What does it mean when a software company obsessively focused on innovating the way we use our mobile devices to see and communicate with the world adds virtual voice agents? Possibly e-commerce magic, with a powerful layer of augmented reality.
That's what may be in the offing with the recent acquisition of Israel-based Voca.ai by Snap, the company behind Snapchat.
The deal was first reported by Israeli tech news site CalCalist, which claims the price was $70 million, however, neither party involved in the deal has confirmed the figure.
By now, most of us are familiar with virtual voice agents that pop up when we're making a customer service call to a bank or retail store. They can be frustrating, especially when you're upset about a transaction, or in a rush. What Voca's approach to virtual voice agents promises is what it calls a "speech-to-intent" algorithm that can more efficiently detect what a human caller is attempting to accomplish.
This is all delivered (based on samples we've listened to) via a very natural sounding virtual voice agent.

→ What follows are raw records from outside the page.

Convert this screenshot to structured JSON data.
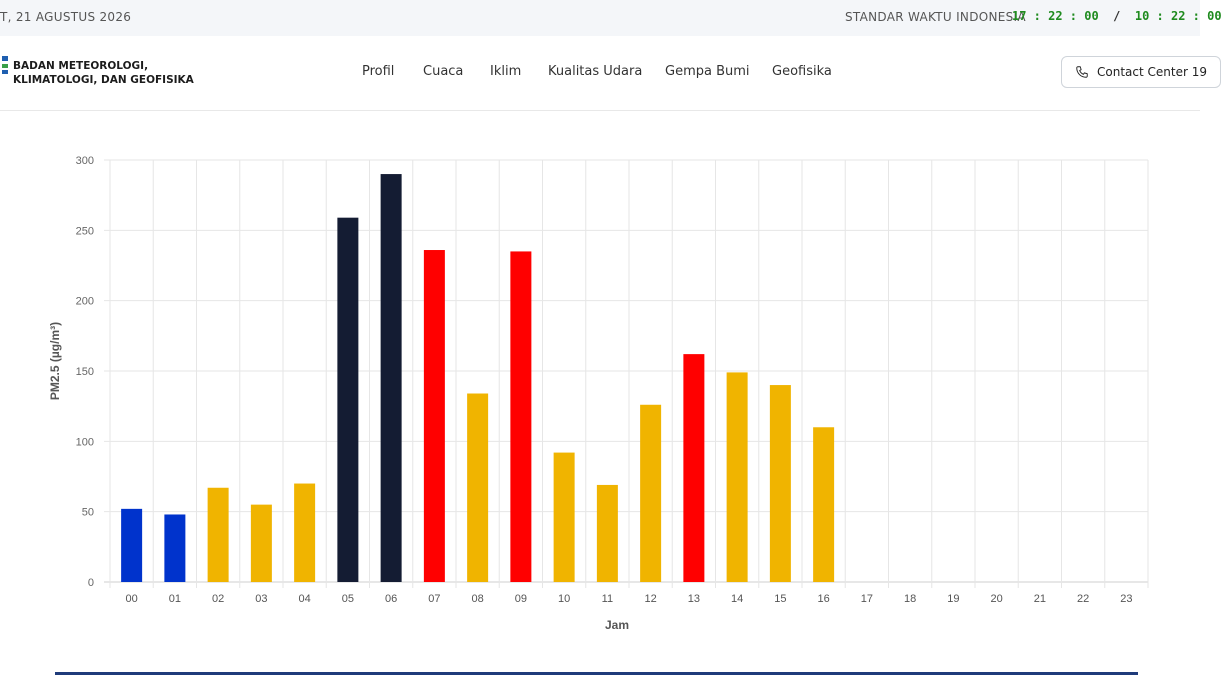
{
  "topbar": {
    "date": "T, 21 AGUSTUS 2026",
    "timezone_label": "STANDAR WAKTU INDONESIA",
    "clock_left": "17 : 22 : 00",
    "clock_sep": "/",
    "clock_right": "10 : 22 : 00"
  },
  "header": {
    "brand_line1": "BADAN METEOROLOGI,",
    "brand_line2": "KLIMATOLOGI, DAN GEOFISIKA",
    "nav": [
      "Profil",
      "Cuaca",
      "Iklim",
      "Kualitas Udara",
      "Gempa Bumi",
      "Geofisika"
    ],
    "contact_label": "Contact Center 19",
    "logo_icon": "bmkg-logo-icon",
    "phone_icon": "phone-icon"
  },
  "colors": {
    "good": "#0033cc",
    "moderate": "#f0b400",
    "unhealthy": "#ff0000",
    "hazardous": "#141c33",
    "accent": "#1f3b7a"
  },
  "chart_data": {
    "type": "bar",
    "categories": [
      "00",
      "01",
      "02",
      "03",
      "04",
      "05",
      "06",
      "07",
      "08",
      "09",
      "10",
      "11",
      "12",
      "13",
      "14",
      "15",
      "16",
      "17",
      "18",
      "19",
      "20",
      "21",
      "22",
      "23"
    ],
    "values": [
      52,
      48,
      67,
      55,
      70,
      259,
      290,
      236,
      134,
      235,
      92,
      69,
      126,
      162,
      149,
      140,
      110,
      null,
      null,
      null,
      null,
      null,
      null,
      null
    ],
    "colors": [
      "#0033cc",
      "#0033cc",
      "#f0b400",
      "#f0b400",
      "#f0b400",
      "#141c33",
      "#141c33",
      "#ff0000",
      "#f0b400",
      "#ff0000",
      "#f0b400",
      "#f0b400",
      "#f0b400",
      "#ff0000",
      "#f0b400",
      "#f0b400",
      "#f0b400",
      null,
      null,
      null,
      null,
      null,
      null,
      null
    ],
    "xlabel": "Jam",
    "ylabel": "PM2.5 (µg/m³)",
    "ylim": [
      0,
      300
    ],
    "yticks": [
      0,
      50,
      100,
      150,
      200,
      250,
      300
    ],
    "grid": true
  }
}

The result is so impressive that credit card giant American Express invested in the startup via its Amex Ventures fund late last year. Among the use cases listed on Voca's website are banking, insurance, legal services, and telecommunications.
So what could this all dry, business-centric customer service have to do with the messaging and AR fun happening over at Snap? What's really behind the acquisition? Snap isn't saying much publicly, but the more intimately familiar you are with Snapchat, the more the potential synergy of adding Voca Agents to Snap becomes obvious.

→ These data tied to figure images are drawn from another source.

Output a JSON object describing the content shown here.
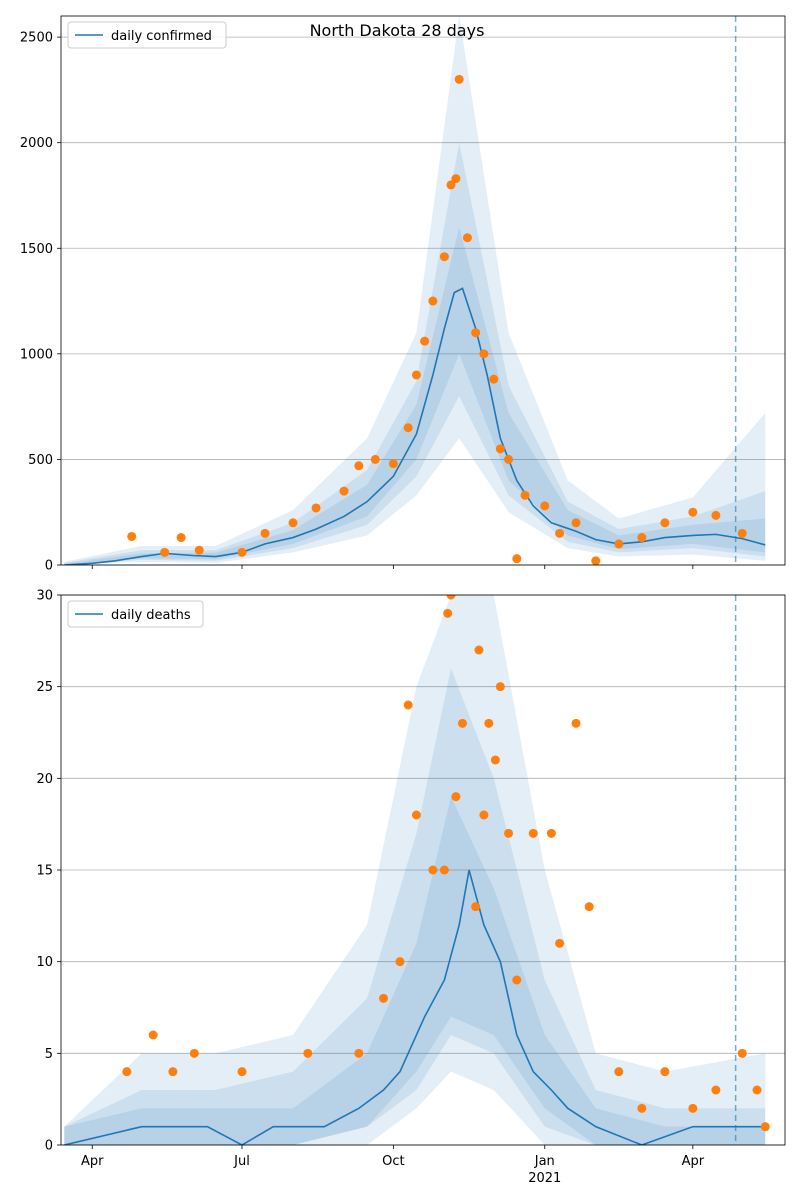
{
  "colors": {
    "line": "#1f77b4",
    "points": "#ff7f0e",
    "band": "#1f77b4",
    "grid": "#b0b0b0",
    "vline": "#1f77b4"
  },
  "chart_data": [
    {
      "type": "line",
      "title": "North Dakota 28 days",
      "xlabel": "",
      "ylabel": "",
      "ylim": [
        0,
        2600
      ],
      "yticks": [
        0,
        500,
        1000,
        1500,
        2000,
        2500
      ],
      "grid": "horizontal",
      "legend": {
        "entries": [
          "daily confirmed"
        ],
        "placement": "top-left"
      },
      "x_ticks": [
        {
          "date": "2020-04-01",
          "label": "Apr"
        },
        {
          "date": "2020-07-01",
          "label": "Jul"
        },
        {
          "date": "2020-10-01",
          "label": "Oct"
        },
        {
          "date": "2021-01-01",
          "label": "Jan"
        },
        {
          "date": "2021-04-01",
          "label": "Apr"
        }
      ],
      "year_label": "2021",
      "forecast_start": "2021-04-27",
      "model_series": {
        "name": "daily confirmed",
        "points": [
          [
            "2020-03-15",
            0
          ],
          [
            "2020-04-01",
            8
          ],
          [
            "2020-04-15",
            20
          ],
          [
            "2020-05-01",
            40
          ],
          [
            "2020-05-15",
            55
          ],
          [
            "2020-06-01",
            45
          ],
          [
            "2020-06-15",
            40
          ],
          [
            "2020-07-01",
            60
          ],
          [
            "2020-07-15",
            100
          ],
          [
            "2020-08-01",
            130
          ],
          [
            "2020-08-15",
            170
          ],
          [
            "2020-09-01",
            230
          ],
          [
            "2020-09-15",
            300
          ],
          [
            "2020-10-01",
            420
          ],
          [
            "2020-10-15",
            620
          ],
          [
            "2020-10-25",
            900
          ],
          [
            "2020-11-01",
            1120
          ],
          [
            "2020-11-07",
            1290
          ],
          [
            "2020-11-12",
            1310
          ],
          [
            "2020-11-20",
            1120
          ],
          [
            "2020-11-27",
            900
          ],
          [
            "2020-12-05",
            600
          ],
          [
            "2020-12-15",
            400
          ],
          [
            "2020-12-25",
            280
          ],
          [
            "2021-01-05",
            200
          ],
          [
            "2021-01-20",
            160
          ],
          [
            "2021-02-01",
            120
          ],
          [
            "2021-02-15",
            100
          ],
          [
            "2021-03-01",
            110
          ],
          [
            "2021-03-15",
            130
          ],
          [
            "2021-04-01",
            140
          ],
          [
            "2021-04-15",
            145
          ],
          [
            "2021-05-01",
            125
          ],
          [
            "2021-05-15",
            95
          ]
        ]
      },
      "bands": [
        {
          "level": "outer",
          "points": [
            [
              "2020-03-15",
              0,
              15
            ],
            [
              "2020-05-01",
              15,
              90
            ],
            [
              "2020-06-15",
              10,
              90
            ],
            [
              "2020-08-01",
              60,
              260
            ],
            [
              "2020-09-15",
              140,
              600
            ],
            [
              "2020-10-15",
              330,
              1100
            ],
            [
              "2020-11-10",
              600,
              2600
            ],
            [
              "2020-12-10",
              250,
              1100
            ],
            [
              "2021-01-15",
              80,
              400
            ],
            [
              "2021-02-15",
              40,
              220
            ],
            [
              "2021-04-01",
              50,
              320
            ],
            [
              "2021-05-15",
              20,
              720
            ]
          ]
        },
        {
          "level": "middle",
          "points": [
            [
              "2020-03-15",
              0,
              10
            ],
            [
              "2020-05-01",
              25,
              70
            ],
            [
              "2020-06-15",
              20,
              70
            ],
            [
              "2020-08-01",
              80,
              200
            ],
            [
              "2020-09-15",
              190,
              450
            ],
            [
              "2020-10-15",
              420,
              870
            ],
            [
              "2020-11-10",
              800,
              2000
            ],
            [
              "2020-12-10",
              330,
              850
            ],
            [
              "2021-01-15",
              110,
              300
            ],
            [
              "2021-02-15",
              60,
              170
            ],
            [
              "2021-04-01",
              80,
              230
            ],
            [
              "2021-05-15",
              40,
              350
            ]
          ]
        },
        {
          "level": "inner",
          "points": [
            [
              "2020-03-15",
              0,
              6
            ],
            [
              "2020-05-01",
              32,
              55
            ],
            [
              "2020-06-15",
              28,
              58
            ],
            [
              "2020-08-01",
              100,
              165
            ],
            [
              "2020-09-15",
              230,
              380
            ],
            [
              "2020-10-15",
              500,
              760
            ],
            [
              "2020-11-10",
              1000,
              1600
            ],
            [
              "2020-12-10",
              400,
              720
            ],
            [
              "2021-01-15",
              140,
              260
            ],
            [
              "2021-02-15",
              75,
              140
            ],
            [
              "2021-04-01",
              100,
              190
            ],
            [
              "2021-05-15",
              60,
              220
            ]
          ]
        }
      ],
      "observed": [
        [
          "2020-04-25",
          135
        ],
        [
          "2020-05-15",
          60
        ],
        [
          "2020-05-25",
          130
        ],
        [
          "2020-06-05",
          70
        ],
        [
          "2020-07-01",
          60
        ],
        [
          "2020-07-15",
          150
        ],
        [
          "2020-08-01",
          200
        ],
        [
          "2020-08-15",
          270
        ],
        [
          "2020-09-01",
          350
        ],
        [
          "2020-09-10",
          470
        ],
        [
          "2020-09-20",
          500
        ],
        [
          "2020-10-01",
          480
        ],
        [
          "2020-10-10",
          650
        ],
        [
          "2020-10-15",
          900
        ],
        [
          "2020-10-20",
          1060
        ],
        [
          "2020-10-25",
          1250
        ],
        [
          "2020-11-01",
          1460
        ],
        [
          "2020-11-05",
          1800
        ],
        [
          "2020-11-08",
          1830
        ],
        [
          "2020-11-10",
          2300
        ],
        [
          "2020-11-15",
          1550
        ],
        [
          "2020-11-20",
          1100
        ],
        [
          "2020-11-25",
          1000
        ],
        [
          "2020-12-01",
          880
        ],
        [
          "2020-12-05",
          550
        ],
        [
          "2020-12-10",
          500
        ],
        [
          "2020-12-15",
          30
        ],
        [
          "2020-12-20",
          330
        ],
        [
          "2021-01-01",
          280
        ],
        [
          "2021-01-10",
          150
        ],
        [
          "2021-01-20",
          200
        ],
        [
          "2021-02-01",
          20
        ],
        [
          "2021-02-15",
          100
        ],
        [
          "2021-03-01",
          130
        ],
        [
          "2021-03-15",
          200
        ],
        [
          "2021-04-01",
          250
        ],
        [
          "2021-04-15",
          235
        ],
        [
          "2021-05-01",
          150
        ]
      ]
    },
    {
      "type": "line",
      "title": "",
      "xlabel": "",
      "ylabel": "",
      "ylim": [
        0,
        30
      ],
      "yticks": [
        0,
        5,
        10,
        15,
        20,
        25,
        30
      ],
      "grid": "horizontal",
      "legend": {
        "entries": [
          "daily deaths"
        ],
        "placement": "top-left"
      },
      "x_ticks": [
        {
          "date": "2020-04-01",
          "label": "Apr"
        },
        {
          "date": "2020-07-01",
          "label": "Jul"
        },
        {
          "date": "2020-10-01",
          "label": "Oct"
        },
        {
          "date": "2021-01-01",
          "label": "Jan"
        },
        {
          "date": "2021-04-01",
          "label": "Apr"
        }
      ],
      "year_label": "2021",
      "forecast_start": "2021-04-27",
      "model_series": {
        "name": "daily deaths",
        "points": [
          [
            "2020-03-15",
            0
          ],
          [
            "2020-05-01",
            1
          ],
          [
            "2020-06-10",
            1
          ],
          [
            "2020-07-01",
            0
          ],
          [
            "2020-07-20",
            1
          ],
          [
            "2020-08-20",
            1
          ],
          [
            "2020-09-10",
            2
          ],
          [
            "2020-09-25",
            3
          ],
          [
            "2020-10-05",
            4
          ],
          [
            "2020-10-20",
            7
          ],
          [
            "2020-11-01",
            9
          ],
          [
            "2020-11-10",
            12
          ],
          [
            "2020-11-16",
            15
          ],
          [
            "2020-11-25",
            12
          ],
          [
            "2020-12-05",
            10
          ],
          [
            "2020-12-15",
            6
          ],
          [
            "2020-12-25",
            4
          ],
          [
            "2021-01-05",
            3
          ],
          [
            "2021-01-15",
            2
          ],
          [
            "2021-02-01",
            1
          ],
          [
            "2021-03-01",
            0
          ],
          [
            "2021-04-01",
            1
          ],
          [
            "2021-04-20",
            1
          ],
          [
            "2021-05-15",
            1
          ]
        ]
      },
      "bands": [
        {
          "level": "outer",
          "points": [
            [
              "2020-03-15",
              0,
              1
            ],
            [
              "2020-05-01",
              0,
              5
            ],
            [
              "2020-06-15",
              0,
              5
            ],
            [
              "2020-08-01",
              0,
              6
            ],
            [
              "2020-09-15",
              0,
              12
            ],
            [
              "2020-10-15",
              2,
              25
            ],
            [
              "2020-11-05",
              4,
              30
            ],
            [
              "2020-12-01",
              3,
              30
            ],
            [
              "2021-01-01",
              0,
              15
            ],
            [
              "2021-02-01",
              0,
              5
            ],
            [
              "2021-03-15",
              0,
              4
            ],
            [
              "2021-05-15",
              0,
              5
            ]
          ]
        },
        {
          "level": "middle",
          "points": [
            [
              "2020-03-15",
              0,
              1
            ],
            [
              "2020-05-01",
              0,
              3
            ],
            [
              "2020-06-15",
              0,
              3
            ],
            [
              "2020-08-01",
              0,
              4
            ],
            [
              "2020-09-15",
              1,
              8
            ],
            [
              "2020-10-15",
              3,
              17
            ],
            [
              "2020-11-05",
              6,
              26
            ],
            [
              "2020-12-01",
              5,
              20
            ],
            [
              "2021-01-01",
              1,
              9
            ],
            [
              "2021-02-01",
              0,
              3
            ],
            [
              "2021-03-15",
              0,
              2
            ],
            [
              "2021-05-15",
              0,
              2
            ]
          ]
        },
        {
          "level": "inner",
          "points": [
            [
              "2020-03-15",
              0,
              1
            ],
            [
              "2020-05-01",
              0,
              2
            ],
            [
              "2020-06-15",
              0,
              2
            ],
            [
              "2020-08-01",
              0,
              2
            ],
            [
              "2020-09-15",
              1,
              5
            ],
            [
              "2020-10-15",
              4,
              11
            ],
            [
              "2020-11-05",
              7,
              19
            ],
            [
              "2020-12-01",
              6,
              14
            ],
            [
              "2021-01-01",
              2,
              6
            ],
            [
              "2021-02-01",
              0,
              2
            ],
            [
              "2021-03-15",
              0,
              1
            ],
            [
              "2021-05-15",
              0,
              1
            ]
          ]
        }
      ],
      "observed": [
        [
          "2020-04-22",
          4
        ],
        [
          "2020-05-08",
          6
        ],
        [
          "2020-05-20",
          4
        ],
        [
          "2020-06-02",
          5
        ],
        [
          "2020-07-01",
          4
        ],
        [
          "2020-08-10",
          5
        ],
        [
          "2020-09-10",
          5
        ],
        [
          "2020-09-25",
          8
        ],
        [
          "2020-10-05",
          10
        ],
        [
          "2020-10-10",
          24
        ],
        [
          "2020-10-15",
          18
        ],
        [
          "2020-10-25",
          15
        ],
        [
          "2020-11-01",
          15
        ],
        [
          "2020-11-03",
          29
        ],
        [
          "2020-11-05",
          30
        ],
        [
          "2020-11-08",
          19
        ],
        [
          "2020-11-12",
          23
        ],
        [
          "2020-11-20",
          13
        ],
        [
          "2020-11-22",
          27
        ],
        [
          "2020-11-25",
          18
        ],
        [
          "2020-11-28",
          23
        ],
        [
          "2020-12-02",
          21
        ],
        [
          "2020-12-05",
          25
        ],
        [
          "2020-12-10",
          17
        ],
        [
          "2020-12-15",
          9
        ],
        [
          "2020-12-25",
          17
        ],
        [
          "2021-01-05",
          17
        ],
        [
          "2021-01-10",
          11
        ],
        [
          "2021-01-20",
          23
        ],
        [
          "2021-01-28",
          13
        ],
        [
          "2021-02-15",
          4
        ],
        [
          "2021-03-01",
          2
        ],
        [
          "2021-03-15",
          4
        ],
        [
          "2021-04-01",
          2
        ],
        [
          "2021-04-15",
          3
        ],
        [
          "2021-05-01",
          5
        ],
        [
          "2021-05-10",
          3
        ],
        [
          "2021-05-15",
          1
        ]
      ]
    }
  ]
}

Beyond the fun Snap Lens modules that allow you to use augmented reality to transform your face using Snapchat, the app also lets you point your smartphone's camera at nearly any product to reveal its price and an e-commerce link, monitor a song to detect its artist and title information, scan plants and animals to detect their designations, and even solve complex math problems. Quietly, Snap has built one of the most powerful world understanding and all-in-one e-commerce tools ever, even though many still incorrectly continue to view Snapchat as limited to messaging. It's clear that Snap is building a mobile world interface, largely powered by machine learning and augmented reality.
Now, what if you took all of that machine learning and e-commerce interactivity and added a clever virtual voice agent to the mix? You might suddenly find that the Snapchat app feels "alive" as it guides you through its features, whether the task is shopping for the right product, or helping you with your homework or research. More ambitiously, in the future, it's not difficult to imagine Voca's voice agents being paired with 3D-modeled AR virtual agents similar to what I experienced last year (limited to 2D on the desktop) with Soul Machine's convincing customer service avatars.

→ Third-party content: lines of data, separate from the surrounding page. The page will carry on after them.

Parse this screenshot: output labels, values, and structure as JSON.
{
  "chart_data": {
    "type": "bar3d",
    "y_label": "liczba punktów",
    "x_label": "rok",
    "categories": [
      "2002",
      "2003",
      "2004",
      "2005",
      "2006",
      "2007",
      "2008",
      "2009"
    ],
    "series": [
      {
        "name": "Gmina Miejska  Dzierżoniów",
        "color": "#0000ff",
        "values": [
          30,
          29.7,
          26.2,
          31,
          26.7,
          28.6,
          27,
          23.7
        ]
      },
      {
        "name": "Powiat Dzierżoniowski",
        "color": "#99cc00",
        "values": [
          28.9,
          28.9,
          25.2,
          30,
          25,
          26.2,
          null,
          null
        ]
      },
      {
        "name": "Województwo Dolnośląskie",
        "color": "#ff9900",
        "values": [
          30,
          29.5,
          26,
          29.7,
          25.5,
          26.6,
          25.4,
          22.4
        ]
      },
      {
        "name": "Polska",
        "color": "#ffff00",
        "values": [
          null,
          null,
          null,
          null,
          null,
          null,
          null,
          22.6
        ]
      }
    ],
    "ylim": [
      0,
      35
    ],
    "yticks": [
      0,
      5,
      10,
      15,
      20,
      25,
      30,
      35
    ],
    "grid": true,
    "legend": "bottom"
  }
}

The Soul Machines virtual assistant avatar.Image by Adario Strange/Next Reality
And maybe, if we're lucky, the feature could one day be offered as a part of the Lens Studio software suite, possibly allowing anyone to create an AR experience with added virtual voice assistant interactivity. Now that you can add music to your Snapchat messages, it only makes sense to eventually add a virtual voice presence for more interactive shares. That's the dream, but for now, if Snap can just add this powerful virtual agent to its e-commerce camera-enabled offering, it could be a game-changer.
Oh, and one more thing…what if Snap adds the voice agent technology to Spectacles? We've already seen Amazon's Echo Frames, which don't offer AR functionality but provide a baby-step toward full-fledged smartglasses by adding the virtual assistant powers of Alexa to your face, enabled with a tap on the side of the glasses. Nevertheless, most agree that Echo Frames aren't quite premium in terms of build and design — something Snap excels at with the latest models of Spectacles. Putting virtual audio assistance into a pair of Snap Spectacles (think the movie Her) while not sacrificing any style points is something a number of us would sign up for yesterday.
Additionally, imagine if some of the machine learning-powered world understanding inherent in the Snapchat app could one day be embedded in the Spectacles camera, allowing you to glance at a doggo, tap the side of your Spectacles, and then have the embedded Voca virtual agent whisper the name of the mysterious pooch into your ear. Yes, we're getting a little ahead of ourselves in the "imagine if" department, but Snap moves pretty fast, so we shouldn't be surprised at how rapidly Voca's algorithm gets deployed via the company's flagship products.